Whenever the BBC tackles something like this and promises to lay bare the myths once and for all, it usually manages to make things even worse.  If the programme makers don’t even understand the very complicated history, or they learn the mythical version from each other, how can they make a fair assessment of possible bias? Even if they did make an effort to look further than Chomsky they’d be conscious of the Palestinian Solidarity campaigners looking disapprovingly over their shoulder. 

There was a symposium the other day, the panel were all vigorous anti-Israel campaigners who, after mutually reinforcing a few of their favourite myths, agreed to get up and ‘do something’.   They’re all much more pro-Palestinian than Hamas. If all the Palestinians came to their senses and realised that they’d benefit from accepting Israel and getting on with building a positive, neighbourly, shared future, that lot would be furious.

For some reason YouTube won't let me upload this video, but I might tempt you to look at it (Two parts) with these grabs instead.


  1. One myth to add to many:

    Palestine wasn't colonised before the arrival of the Western colonists.
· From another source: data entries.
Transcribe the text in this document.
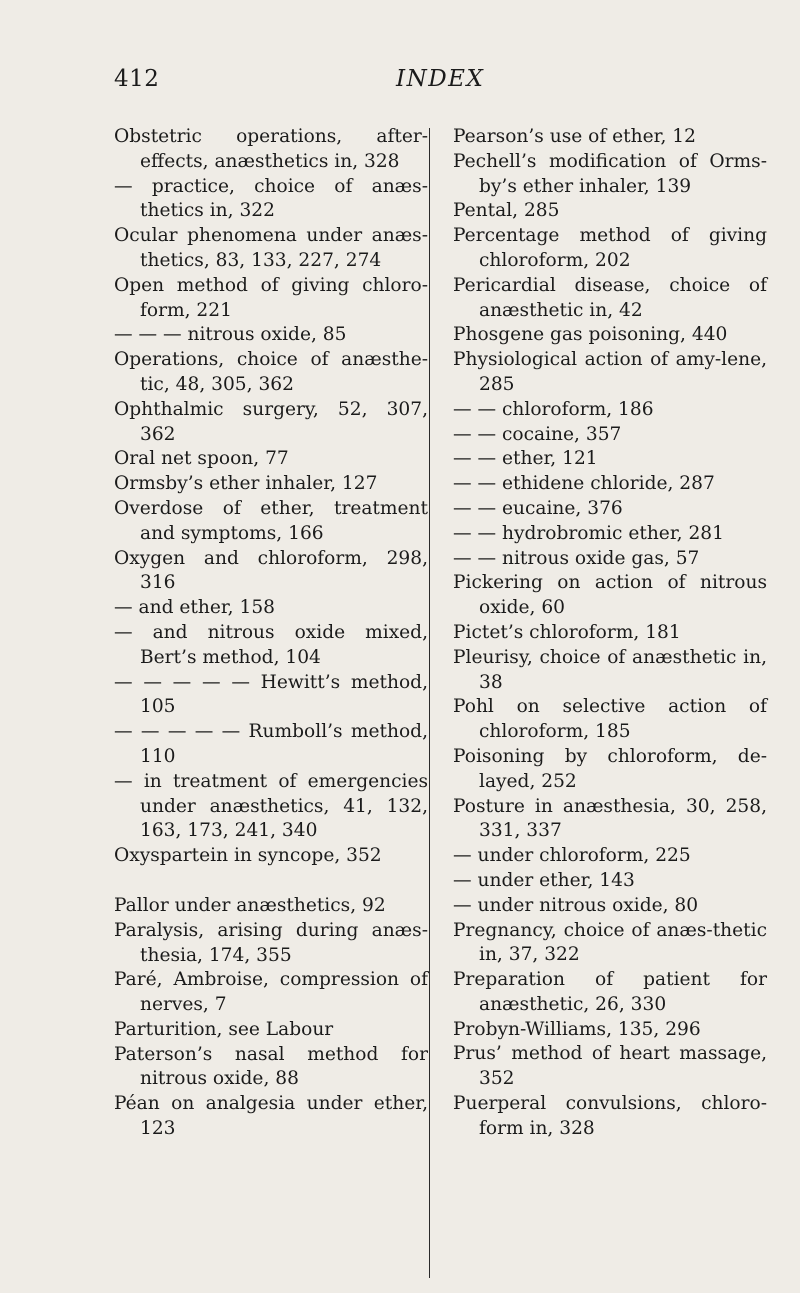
412	INDEX

Obstetric operations, after-effects, anæsthetics in, 328

— practice, choice of anæs-thetics in, 322

Ocular phenomena under anæs-thetics, 83, 133, 227, 274

Open method of giving chloro-form, 221

— — — nitrous oxide, 85

Operations, choice of anæsthe-tic, 48, 305, 362

Ophthalmic surgery, 52, 307, 362

Oral net spoon, 77

Ormsby’s ether inhaler, 127

Overdose of ether, treatment and symptoms, 166

Oxygen and chloroform, 298, 316

— and ether, 158

— and nitrous oxide mixed, Bert’s method, 104

— — — — — Hewitt’s method, 105

— — — — — Rumboll’s method, 110

— in treatment of emergencies under anæsthetics, 41, 132, 163, 173, 241, 340

Oxyspartein in syncope, 352

Pallor under anæsthetics, 92

Paralysis, arising during anæs-thesia, 174, 355

Paré, Ambroise, compression of nerves, 7

Parturition, see Labour

Paterson’s nasal method for nitrous oxide, 88

Péan on analgesia under ether, 123

Pearson’s use of ether, 12

Pechell’s modification of Orms-by’s ether inhaler, 139

Pental, 285

Percentage method of giving chloroform, 202

Pericardial disease, choice of anæsthetic in, 42

Phosgene gas poisoning, 440

Physiological action of amy-lene, 285

— — chloroform, 186

— — cocaine, 357

— — ether, 121

— — ethidene chloride, 287

— — eucaine, 376

— — hydrobromic ether, 281

— — nitrous oxide gas, 57

Pickering on action of nitrous oxide, 60

Pictet’s chloroform, 181

Pleurisy, choice of anæsthetic in, 38

Pohl on selective action of chloroform, 185

Poisoning by chloroform, de-layed, 252

Posture in anæsthesia, 30, 258, 331, 337

— under chloroform, 225

— under ether, 143

— under nitrous oxide, 80

Pregnancy, choice of anæs-thetic in, 37, 322

Preparation of patient for anæsthetic, 26, 330

Probyn-Williams, 135, 296

Prus’ method of heart massage, 352

Puerperal convulsions, chloro-form in, 328
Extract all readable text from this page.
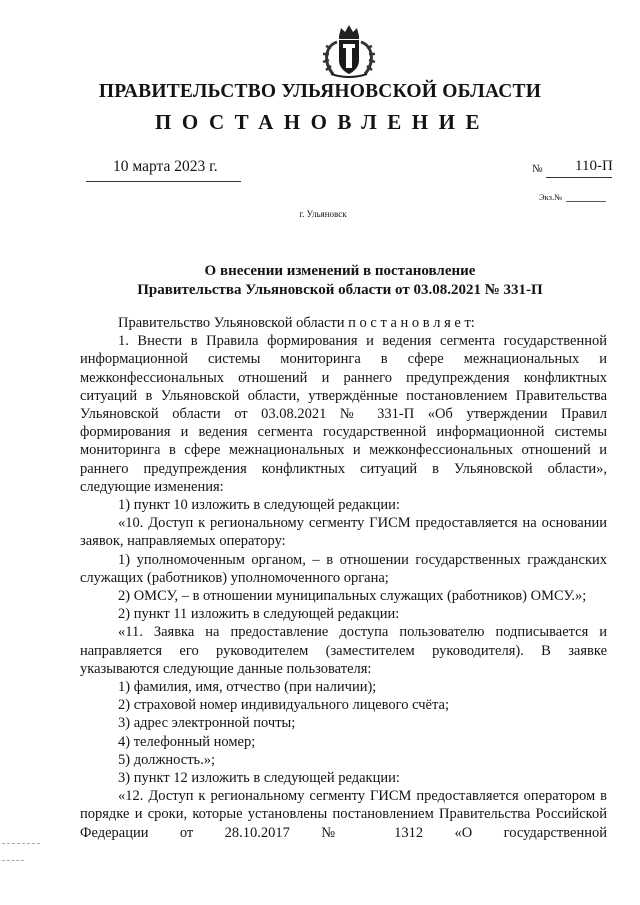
ПРАВИТЕЛЬСТВО УЛЬЯНОВСКОЙ ОБЛАСТИ
ПОСТАНОВЛЕНИЕ
10 марта 2023 г.	№ 110-П
Экз.№
г. Ульяновск
О внесении изменений в постановление
Правительства Ульяновской области от 03.08.2021 № 331-П

Правительство Ульяновской области п о с т а н о в л я е т:

1. Внести в Правила формирования и ведения сегмента государственной информационной системы мониторинга в сфере межнациональных и межконфессиональных отношений и раннего предупреждения конфликтных ситуаций в Ульяновской области, утверждённые постановлением Правительства Ульяновской области от 03.08.2021 № 331-П «Об утверждении Правил формирования и ведения сегмента государственной информационной системы мониторинга в сфере межнациональных и межконфессиональных отношений и раннего предупреждения конфликтных ситуаций в Ульяновской области», следующие изменения:

1) пункт 10 изложить в следующей редакции:

«10. Доступ к региональному сегменту ГИСМ предоставляется на основании заявок, направляемых оператору:

1) уполномоченным органом, – в отношении государственных гражданских служащих (работников) уполномоченного органа;

2) ОМСУ, – в отношении муниципальных служащих (работников) ОМСУ.»;

2) пункт 11 изложить в следующей редакции:

«11. Заявка на предоставление доступа пользователю подписывается и направляется его руководителем (заместителем руководителя). В заявке указываются следующие данные пользователя:

1) фамилия, имя, отчество (при наличии);

2) страховой номер индивидуального лицевого счёта;

3) адрес электронной почты;

4) телефонный номер;

5) должность.»;

3) пункт 12 изложить в следующей редакции:

«12. Доступ к региональному сегменту ГИСМ предоставляется оператором в порядке и сроки, которые установлены постановлением Правительства Российской Федерации от 28.10.2017 № 1312 «О государственной
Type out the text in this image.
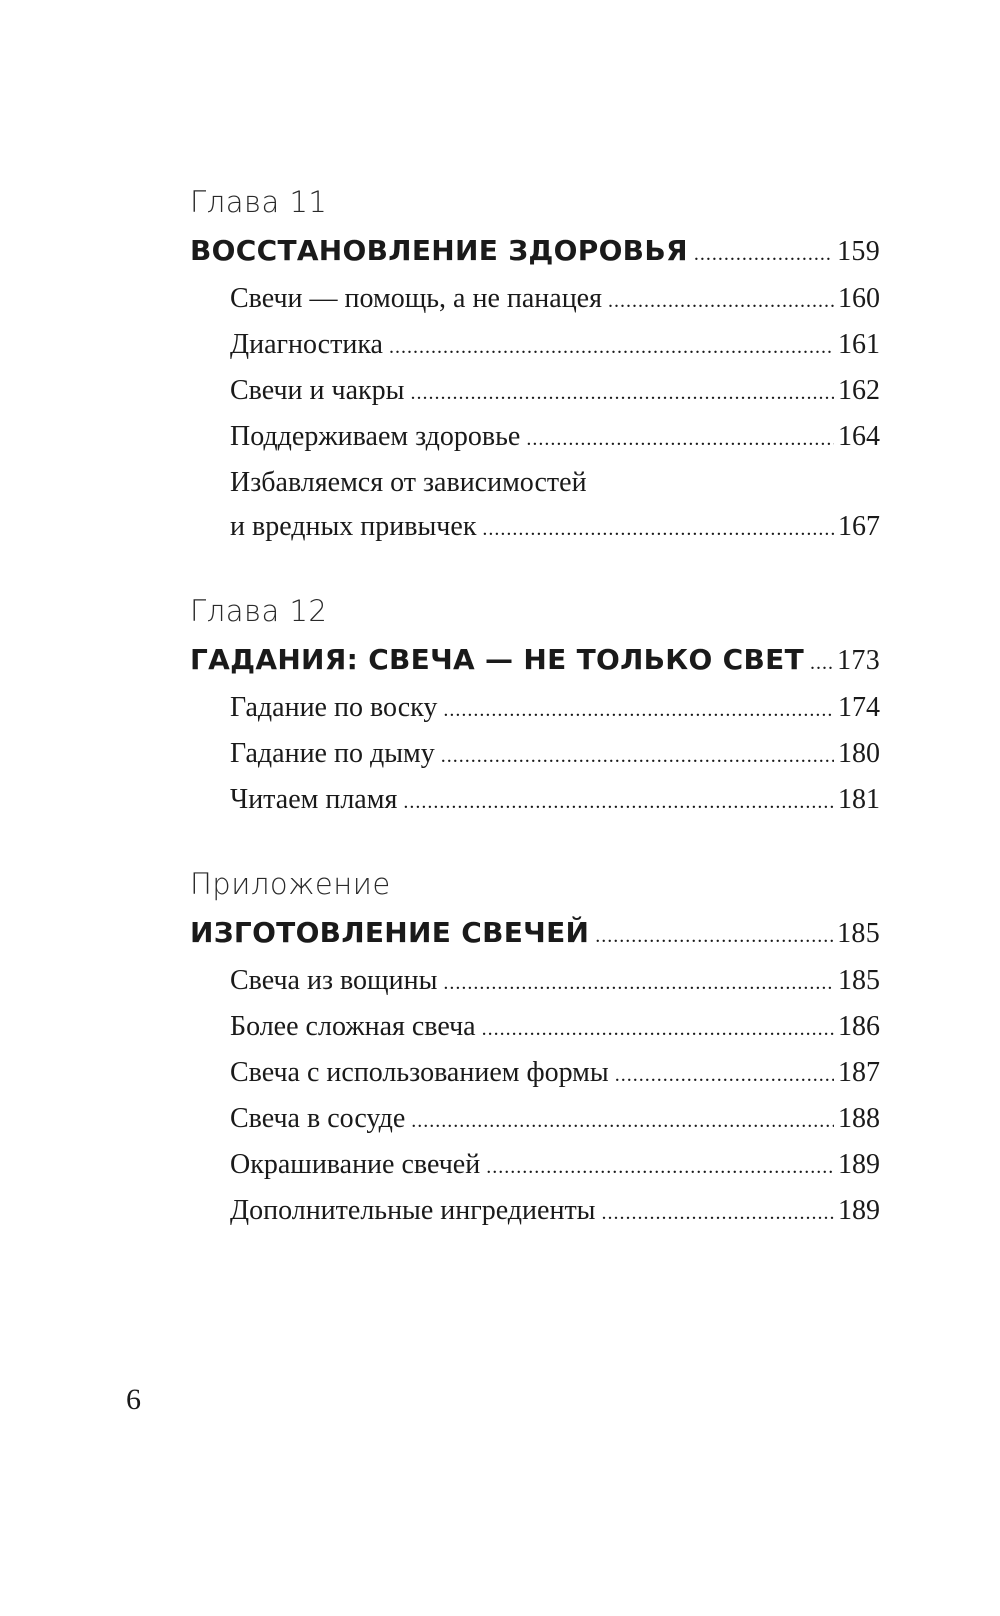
Глава 11
ВОССТАНОВЛЕНИЕ ЗДОРОВЬЯ .....	159
Свечи — помощь, а не панацея .....	160
Диагностика .....	161
Свечи и чакры .....	162
Поддерживаем здоровье .....	164
Избавляемся от зависимостей
и вредных привычек .....	167
Глава 12
ГАДАНИЯ: СВЕЧА — НЕ ТОЛЬКО СВЕТ ..... 173
Гадание по воску .....	174
Гадание по дыму .....	180
Читаем пламя .....	181
Приложение
ИЗГОТОВЛЕНИЕ СВЕЧЕЙ .....	185
Свеча из вощины .....	185
Более сложная свеча .....	186
Свеча с использованием формы .....	187
Свеча в сосуде .....	188
Окрашивание свечей .....	189
Дополнительные ингредиенты .....	189
6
It was - it was colonised by the Turks. But for some reason no one ever suggests people of Turkish descent (and there are plenty of them) shouldn't live in Palestine.

    Dan Read

    1. Yes, indeed. Similarly, I've often wondered why there was no pressing, violent need for Palestinian independence back when Egypt ran Gaza and the so-called West Bank was part of Jordan. Nobody has ever given me an answer.